Day 363– April 5, 2015

No church bells ring on Easter Sunday in humid Ho Chi Minh City. Exactly a year ago, I wandered a similarly-sweaty Minneapolis, Minnesota. When planning this Asia trip, Greg insisted on a prudent buffer day before our international flight home in case of emergency or delayed connections, so we spend our last day of adventure back in Ho Chi Minh City.

We rebook our Hotel An An in Ho Chi Minh’s backpacker ghetto called Pham Ngo Lao. This time, we traipse the town like veterans. We hop the cheap bus from the airport to downtown, walk the narrow park to our hotel, and check in to our room.
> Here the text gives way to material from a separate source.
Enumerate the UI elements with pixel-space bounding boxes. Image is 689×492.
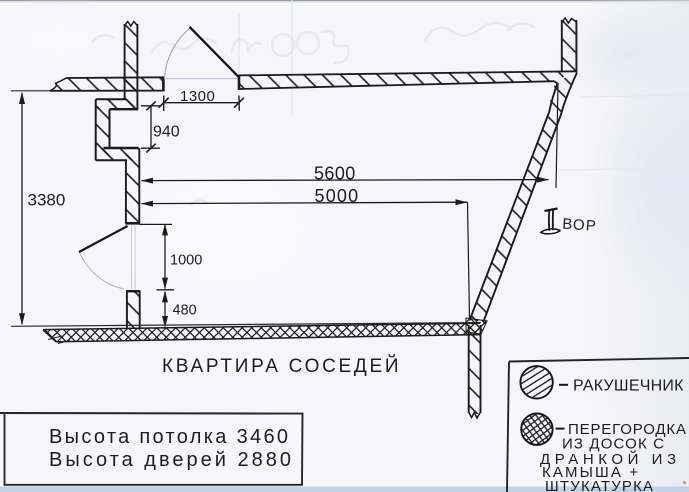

Trouble is, we’re long overstimulated with newness and worn out from two weeks of travel. Instead of checking out sites, I want to play video games and sleep. From our sixth-floor window, we watch the evening cityscape. Across the street, a son hops on the apartment roof to fix the solar hot water tank so the sister can take a shower. Cats prowl tin roofs. A nun zooms by on a motorscooter.

For dinner, we walk back to a favorite lunch spot. I barely need a city map. Dinner is good but not as magical as two weeks ago, a theme for our last evening. Our advertised dj club has moved across the river. The neighboring indie bar has also changed hands. We drink two relatively expensive cocktails at Casbah featuring rooftop belly dancers, female and male, followed by another drink at Temple Underground, a chinoiserie fantasy like Miss Wong’s in Siem Reap.

I’m full up on passive entertainment. I miss my San Francisco friends, my apartment and my projects. We saunter home by 11am to lounge some more before bed. I get up with a shriek seeing bugs on the hotel writing desk, so we spend an hour debating bed bugs versus ants. Greg wins with ants, but we still slather ourselves in DEET before bed. Morning’s starkness declares certain antsiness, but oh so many.